Cristina Bencina has been announced as the winner of the Folio Book Illustration Award, which was launched last year by the Folio Society to mark its 75th anniversary.
The brief this year was to create an illustrated interpretation of Ursula K Le Guin’s short story The Fliers of Gy. It appeared in her short story collection Changing Planes, published in 2003, which takes readers into a series of unique worlds. The Fliers of Gy focuses on a plane inhabited by feathered beings, who once had wings and the ability to fly. As time went by, wings only appeared in rare cases, and came to be seen as an affliction.
The winner was chosen by a judging panel that included the late author’s son, Theo Downes-Le Guin, and the winner of the inaugural prize in 2022, Evangeline Gallagher. The panel also named five runners up: Den Owen, Jens Maria Weber, Merran Coleman, Nate Sweitzer, and Thomas Barclay. Over 730 illustrators from 58 countries entered this year’s competition.
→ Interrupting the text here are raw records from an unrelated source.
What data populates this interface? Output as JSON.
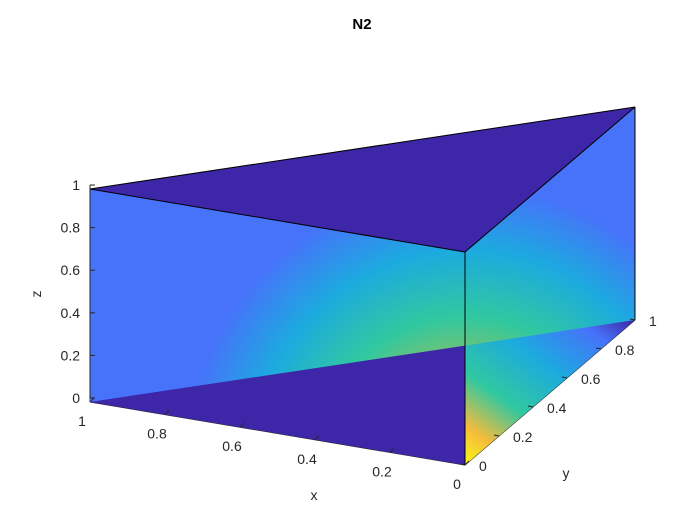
{
  "chart_data": {
    "type": "surface3d",
    "title": "N2",
    "xlabel": "x",
    "ylabel": "y",
    "zlabel": "z",
    "xlim": [
      0,
      1
    ],
    "ylim": [
      0,
      1
    ],
    "zlim": [
      0,
      1
    ],
    "xticks": [
      0,
      0.2,
      0.4,
      0.6,
      0.8,
      1
    ],
    "xtick_labels": [
      "0",
      "0.2",
      "0.4",
      "0.6",
      "0.8",
      "1"
    ],
    "yticks": [
      0,
      0.2,
      0.4,
      0.6,
      0.8,
      1
    ],
    "ytick_labels": [
      "0",
      "0.2",
      "0.4",
      "0.6",
      "0.8",
      "1"
    ],
    "zticks": [
      0,
      0.2,
      0.4,
      0.6,
      0.8,
      1
    ],
    "ztick_labels": [
      "0",
      "0.2",
      "0.4",
      "0.6",
      "0.8",
      "1"
    ],
    "colormap": "parula",
    "colormap_stops": [
      "#3e26a8",
      "#4772fa",
      "#1caadf",
      "#30c8a0",
      "#a4be55",
      "#f6bb3c",
      "#f9fb15"
    ],
    "faces": [
      {
        "name": "face-y0",
        "vertices": [
          [
            0,
            0,
            0
          ],
          [
            1,
            0,
            0
          ],
          [
            1,
            0,
            1
          ],
          [
            0,
            0,
            1
          ]
        ],
        "max_value": 0
      },
      {
        "name": "face-x0",
        "vertices": [
          [
            0,
            0,
            0
          ],
          [
            0,
            1,
            0
          ],
          [
            0,
            1,
            1
          ],
          [
            0,
            0,
            1
          ]
        ],
        "max_value": 1
      },
      {
        "name": "face-diagonal",
        "vertices": [
          [
            1,
            0,
            0
          ],
          [
            0,
            1,
            0
          ],
          [
            0,
            1,
            1
          ],
          [
            1,
            0,
            1
          ]
        ],
        "max_value": 1
      },
      {
        "name": "face-top",
        "vertices": [
          [
            0,
            0,
            1
          ],
          [
            1,
            0,
            1
          ],
          [
            0,
            1,
            1
          ]
        ],
        "max_value": 0
      }
    ]
  }
}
Bencina, who was born on Long Island and is now based Aurora, Colorado, studied illustration at the School of Visual Arts in New York. Her line art illustrations are created digitally, though she combines them with hand-made textures, such as watercolour. “Texture is so important and adds an organic feeling to the artwork, which is especially important for digital artwork,” she tells CR.
Her digital illustration for The Fliers of Gy shows a feathered figure upside down, its wings unfurling and shedding feathers. The base palette is overwhelmingly dark and shadowy, bar the silvery being at its centre and the orange flames raging overhead. The trees lining the image are subtly interspersed with the arrows raining from above, gradually revealing the gravity of the scene.
After reading the story carefully, Bencina started by thinking about the mood, atmosphere, and colours that she felt reflected it. “I chose this scene in the story because it was most striking to me as a reader. Originally my lines were black, but I had an idea of inverting the whole image (white lines on black canvas) and I loved it instantly. I thought about how the painting should feel. I wanted the inverted white lines to feel like shock or pain – like she has been struck by arrows and her soul has left her body. I added falling feathers around her for chaos,” she explains.
“I thought of the rest of the piece, that it would be interesting to have a downwards perspective. I wanted to have the arrows and treetops follow the same path to the vanishing point on top. I love repeating elements, and the triangular treetops mimicking the arrowheads throughout the painting.” She added the flames towards the end of the process – an element of the illustration that particularly impressed the judges.
Theo Downes-Le Guin commented: “The contrast between the dark values of the illustration and that bright punctuation of fire at the top was absolutely entrancing.”
Elsewhere, fellow judge and a Folio art director Raquel Leis Allion noted that “the pop of colour from the flames at the top of the mountain and the dark landscape guide your eye around the image. Cristina has captured the sense of falling perfectly.”